Gazeteci arkadaşlarıma, gazeteci olma yolunda olan arkadaşlarıma mesleği hakkıyla yapmalarını, sürekli okumalarını ve kendilerini geliştirmelerini, hem eski bilgilere hem de güncel bilgilere sahip olmalarını tavsiye ediyorum. Ben kendimi öyle yetiştirmeye çalıştım. Hala da her şeyi bildiğimi kesinlikle iddia etmiyorum. Bilgilerim eskiyor. Mesela çok uzun bir süre bir yere gitmediysem yeni bilgiler edinmeye çalışıyorum. Misak-ı Milli ve Musul konusu çok tartışılıyor. Evet birtakım şeyler biliyorum ama unutmuş olabiliyorum. Kütüphaneye geçiyorum, kitabı açıyorum, Musul’u okuyorum. Kim kime ne demiş öğreniyorum. Öğrenmek bitmiyor. Farkınızı okuyarak yaratırsınız. Gazetecilik kurallarını uygulamak, daha fazla görmek ve bilgiye sahip olmak fark yaratır.
Çok fazla ülkeye gittiniz, program yaptınız. Bunlar arasında sizi en çok etkileyen görüntü ne oldu? O çalışmayı yaptıktan sonra neler hissettiniz?
Çok oldu tabii ki. Yani birtakım anlık önemli noktalar vardır. Mesela Bosna Savaşını çok incelemişimdir. Filistin vardır. 2003’teki Amerikan işgali, Bağdat’ın bombalanması, 2012’de Arap ayaklanmaları beni çok etkilemiştir.

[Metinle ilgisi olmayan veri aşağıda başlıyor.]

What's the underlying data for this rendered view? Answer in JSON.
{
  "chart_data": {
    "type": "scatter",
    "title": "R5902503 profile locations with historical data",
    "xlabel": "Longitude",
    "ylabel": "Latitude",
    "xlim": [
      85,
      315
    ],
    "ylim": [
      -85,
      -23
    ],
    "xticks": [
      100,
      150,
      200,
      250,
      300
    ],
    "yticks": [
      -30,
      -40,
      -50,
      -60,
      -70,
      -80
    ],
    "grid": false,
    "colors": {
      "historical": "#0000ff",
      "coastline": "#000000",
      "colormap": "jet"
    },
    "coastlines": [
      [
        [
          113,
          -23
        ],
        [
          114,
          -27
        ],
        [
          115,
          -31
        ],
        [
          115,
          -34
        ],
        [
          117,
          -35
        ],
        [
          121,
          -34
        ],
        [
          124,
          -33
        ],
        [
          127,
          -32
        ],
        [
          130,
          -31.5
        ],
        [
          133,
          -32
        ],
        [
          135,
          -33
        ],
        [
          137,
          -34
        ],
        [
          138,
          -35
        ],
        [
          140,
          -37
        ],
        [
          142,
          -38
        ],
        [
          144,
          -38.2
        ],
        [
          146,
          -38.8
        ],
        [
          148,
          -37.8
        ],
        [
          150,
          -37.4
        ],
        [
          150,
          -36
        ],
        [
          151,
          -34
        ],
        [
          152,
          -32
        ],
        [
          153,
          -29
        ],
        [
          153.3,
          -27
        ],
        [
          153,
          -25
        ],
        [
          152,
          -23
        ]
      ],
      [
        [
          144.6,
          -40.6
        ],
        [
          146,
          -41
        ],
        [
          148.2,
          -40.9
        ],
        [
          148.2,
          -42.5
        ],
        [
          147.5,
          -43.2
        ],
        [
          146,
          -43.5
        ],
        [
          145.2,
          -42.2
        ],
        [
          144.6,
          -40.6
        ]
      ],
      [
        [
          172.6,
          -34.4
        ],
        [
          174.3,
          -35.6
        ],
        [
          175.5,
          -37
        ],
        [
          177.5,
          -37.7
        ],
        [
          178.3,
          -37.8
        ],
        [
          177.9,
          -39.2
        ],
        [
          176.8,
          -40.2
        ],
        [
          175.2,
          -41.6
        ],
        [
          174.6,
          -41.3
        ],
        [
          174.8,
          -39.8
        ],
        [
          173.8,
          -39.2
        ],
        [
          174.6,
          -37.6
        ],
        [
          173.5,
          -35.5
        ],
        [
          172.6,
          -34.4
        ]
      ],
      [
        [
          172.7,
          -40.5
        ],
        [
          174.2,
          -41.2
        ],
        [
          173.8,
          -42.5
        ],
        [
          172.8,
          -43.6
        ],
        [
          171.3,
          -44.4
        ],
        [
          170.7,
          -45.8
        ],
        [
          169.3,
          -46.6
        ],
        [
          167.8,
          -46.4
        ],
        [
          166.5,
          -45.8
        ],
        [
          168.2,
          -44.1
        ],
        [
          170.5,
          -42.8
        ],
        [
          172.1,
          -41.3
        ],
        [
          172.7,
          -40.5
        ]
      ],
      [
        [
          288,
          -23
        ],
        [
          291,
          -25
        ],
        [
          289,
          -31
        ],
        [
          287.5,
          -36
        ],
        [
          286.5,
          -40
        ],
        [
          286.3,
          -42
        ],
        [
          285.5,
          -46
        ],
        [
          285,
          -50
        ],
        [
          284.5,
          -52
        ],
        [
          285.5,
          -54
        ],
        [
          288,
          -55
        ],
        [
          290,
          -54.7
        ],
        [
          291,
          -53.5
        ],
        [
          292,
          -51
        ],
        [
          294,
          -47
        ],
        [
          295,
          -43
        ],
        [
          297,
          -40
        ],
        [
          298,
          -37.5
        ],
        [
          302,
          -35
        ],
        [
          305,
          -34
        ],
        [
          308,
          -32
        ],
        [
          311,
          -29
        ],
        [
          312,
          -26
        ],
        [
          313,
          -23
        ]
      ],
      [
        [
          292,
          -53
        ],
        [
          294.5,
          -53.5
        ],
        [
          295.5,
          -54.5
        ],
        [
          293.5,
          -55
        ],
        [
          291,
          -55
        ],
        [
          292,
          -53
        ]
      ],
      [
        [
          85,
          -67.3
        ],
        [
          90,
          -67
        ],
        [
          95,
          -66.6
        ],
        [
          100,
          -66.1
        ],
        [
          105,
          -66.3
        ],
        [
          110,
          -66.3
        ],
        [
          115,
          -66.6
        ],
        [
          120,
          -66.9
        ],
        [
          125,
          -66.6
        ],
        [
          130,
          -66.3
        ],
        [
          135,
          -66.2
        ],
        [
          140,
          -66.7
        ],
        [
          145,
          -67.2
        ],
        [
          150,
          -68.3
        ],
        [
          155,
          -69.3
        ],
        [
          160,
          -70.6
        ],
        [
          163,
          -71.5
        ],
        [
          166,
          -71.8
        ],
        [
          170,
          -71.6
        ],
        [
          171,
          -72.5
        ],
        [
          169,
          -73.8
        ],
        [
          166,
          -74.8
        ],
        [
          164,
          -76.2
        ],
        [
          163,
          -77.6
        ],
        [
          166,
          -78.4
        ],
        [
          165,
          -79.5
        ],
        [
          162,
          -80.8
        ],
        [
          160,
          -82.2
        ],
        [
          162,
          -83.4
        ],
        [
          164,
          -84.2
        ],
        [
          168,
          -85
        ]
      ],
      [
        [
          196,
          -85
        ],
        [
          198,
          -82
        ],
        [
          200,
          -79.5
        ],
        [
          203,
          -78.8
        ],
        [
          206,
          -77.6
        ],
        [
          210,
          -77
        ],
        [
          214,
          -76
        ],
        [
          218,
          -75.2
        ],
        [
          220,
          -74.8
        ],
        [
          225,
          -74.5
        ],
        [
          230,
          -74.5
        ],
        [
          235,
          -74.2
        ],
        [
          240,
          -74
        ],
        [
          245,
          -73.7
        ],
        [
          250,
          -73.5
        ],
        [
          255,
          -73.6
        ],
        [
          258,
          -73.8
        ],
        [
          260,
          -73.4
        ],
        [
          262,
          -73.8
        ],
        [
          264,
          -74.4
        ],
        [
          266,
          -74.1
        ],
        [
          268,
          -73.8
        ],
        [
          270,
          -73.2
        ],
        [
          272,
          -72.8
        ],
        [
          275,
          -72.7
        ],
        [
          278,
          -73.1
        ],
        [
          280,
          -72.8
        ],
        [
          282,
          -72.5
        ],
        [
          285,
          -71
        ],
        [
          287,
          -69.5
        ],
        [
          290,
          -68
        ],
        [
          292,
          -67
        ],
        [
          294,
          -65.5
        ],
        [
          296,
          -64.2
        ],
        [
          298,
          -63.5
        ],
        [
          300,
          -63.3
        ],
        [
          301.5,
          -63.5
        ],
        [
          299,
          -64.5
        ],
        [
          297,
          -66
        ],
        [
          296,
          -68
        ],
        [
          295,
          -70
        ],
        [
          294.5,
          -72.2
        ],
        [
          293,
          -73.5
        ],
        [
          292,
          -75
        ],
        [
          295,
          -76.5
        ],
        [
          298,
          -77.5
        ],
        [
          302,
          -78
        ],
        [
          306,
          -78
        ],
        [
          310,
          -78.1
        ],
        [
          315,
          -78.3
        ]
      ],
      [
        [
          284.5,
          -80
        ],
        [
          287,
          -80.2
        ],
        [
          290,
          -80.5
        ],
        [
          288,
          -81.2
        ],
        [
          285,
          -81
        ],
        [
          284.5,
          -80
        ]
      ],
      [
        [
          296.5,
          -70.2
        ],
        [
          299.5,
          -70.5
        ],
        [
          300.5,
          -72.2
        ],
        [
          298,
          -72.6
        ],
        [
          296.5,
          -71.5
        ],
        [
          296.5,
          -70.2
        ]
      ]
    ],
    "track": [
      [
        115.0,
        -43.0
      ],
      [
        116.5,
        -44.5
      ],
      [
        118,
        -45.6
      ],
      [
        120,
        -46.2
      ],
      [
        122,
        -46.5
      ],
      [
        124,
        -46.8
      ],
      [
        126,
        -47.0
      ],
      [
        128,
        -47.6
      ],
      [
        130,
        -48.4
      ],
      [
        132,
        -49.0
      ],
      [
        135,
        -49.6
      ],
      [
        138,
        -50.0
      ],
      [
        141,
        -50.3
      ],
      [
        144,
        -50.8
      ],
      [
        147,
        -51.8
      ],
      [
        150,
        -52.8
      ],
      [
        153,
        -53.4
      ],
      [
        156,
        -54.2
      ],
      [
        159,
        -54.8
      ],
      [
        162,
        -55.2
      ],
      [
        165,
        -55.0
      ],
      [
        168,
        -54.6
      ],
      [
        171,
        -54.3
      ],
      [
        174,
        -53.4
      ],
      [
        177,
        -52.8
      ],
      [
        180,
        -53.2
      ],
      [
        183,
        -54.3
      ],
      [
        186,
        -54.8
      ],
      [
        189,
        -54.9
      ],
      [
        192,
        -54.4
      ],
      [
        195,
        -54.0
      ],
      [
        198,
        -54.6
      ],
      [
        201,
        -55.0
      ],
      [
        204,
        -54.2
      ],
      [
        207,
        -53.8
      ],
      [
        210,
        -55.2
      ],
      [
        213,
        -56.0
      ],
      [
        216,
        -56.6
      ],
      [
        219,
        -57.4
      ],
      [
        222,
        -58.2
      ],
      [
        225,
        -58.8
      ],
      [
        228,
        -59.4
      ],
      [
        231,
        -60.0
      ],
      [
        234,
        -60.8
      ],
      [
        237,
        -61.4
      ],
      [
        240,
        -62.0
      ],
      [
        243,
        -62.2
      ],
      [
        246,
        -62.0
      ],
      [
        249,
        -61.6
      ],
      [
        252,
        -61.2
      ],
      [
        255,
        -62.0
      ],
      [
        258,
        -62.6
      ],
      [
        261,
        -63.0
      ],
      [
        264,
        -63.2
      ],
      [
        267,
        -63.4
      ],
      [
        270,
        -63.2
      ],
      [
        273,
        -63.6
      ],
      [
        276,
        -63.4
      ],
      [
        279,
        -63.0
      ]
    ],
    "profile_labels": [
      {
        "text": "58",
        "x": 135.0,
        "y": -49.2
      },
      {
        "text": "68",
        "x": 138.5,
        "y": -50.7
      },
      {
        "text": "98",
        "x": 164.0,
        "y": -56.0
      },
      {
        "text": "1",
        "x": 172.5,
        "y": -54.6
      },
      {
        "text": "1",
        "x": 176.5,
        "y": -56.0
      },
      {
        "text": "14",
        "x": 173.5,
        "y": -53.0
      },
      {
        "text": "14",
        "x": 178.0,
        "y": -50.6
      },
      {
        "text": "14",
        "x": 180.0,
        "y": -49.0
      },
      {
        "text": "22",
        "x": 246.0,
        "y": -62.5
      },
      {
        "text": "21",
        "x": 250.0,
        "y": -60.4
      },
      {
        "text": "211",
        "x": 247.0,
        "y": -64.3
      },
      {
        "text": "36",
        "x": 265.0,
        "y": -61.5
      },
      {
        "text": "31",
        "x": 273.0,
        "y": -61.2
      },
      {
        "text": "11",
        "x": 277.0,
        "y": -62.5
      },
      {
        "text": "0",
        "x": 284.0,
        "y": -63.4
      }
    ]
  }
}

Oralarda olmak bile benim için çok önemli.
Savaş ve çocuk deyince sizin aklınızdan ne geçiyor?
Benim gördüğüm bölgelerde en çok çocuklar dağıldı. Hem hayatlarını kaybetmek hem de ondan sonraki koşullara maruz kalmak. Bu yüzden ben bu tür bölgelere gittiğimde cephe kadar işin sıcak tarafı, çatışma tarafı, mülteci kampı, sivillerin, kadınların, çocukların hayatlarının ne olduğunu merak etmişimdir ve buralardan hep hikaye yapmışımdır. Gerçekten insanları, kamuoyunu olayın arkasındaki dramlar etkiler. Bu dramların en önemli unsurları da çocuklardır. Beni de kişisel olarak çok etkilemiştir ama haber de orada ne olup bittiğini seyirciye en iyi iletme aracıdır. Gerçekten o cephe gerisinde çocukların maruz kaldığı olumsuz koşullar etkileyici. Çocuklar o yaşadığı tramvayı ileride de hatırlayacaktır. Eğer iyi bir rehabilitasyondan geçmez ise gelecek nesillere kötü aktarımlar olacaktır. Dolayısıyla onları çok iyi korumak, maruz kaldıkları durumlarda farklı ortamlara götürmek gerekir. Onun için buradaki Suriye’den gelen çocukları çok dikkatli izlemek, onlarla ilgilenmek gerekir. Ama şöyle bağlayabiliriz; gerçekten iç savaşlar ve savaşlar çok kötü durumlar. Kimsenin bunu aklından geçirmemesi gerekiyor. Çünkü bütün hayatım boyunca savaşların insanları ve ülkeleri ne hale getirdiğini gördüm. Bundan kaçmak için elimizden geleni yapmalıyız.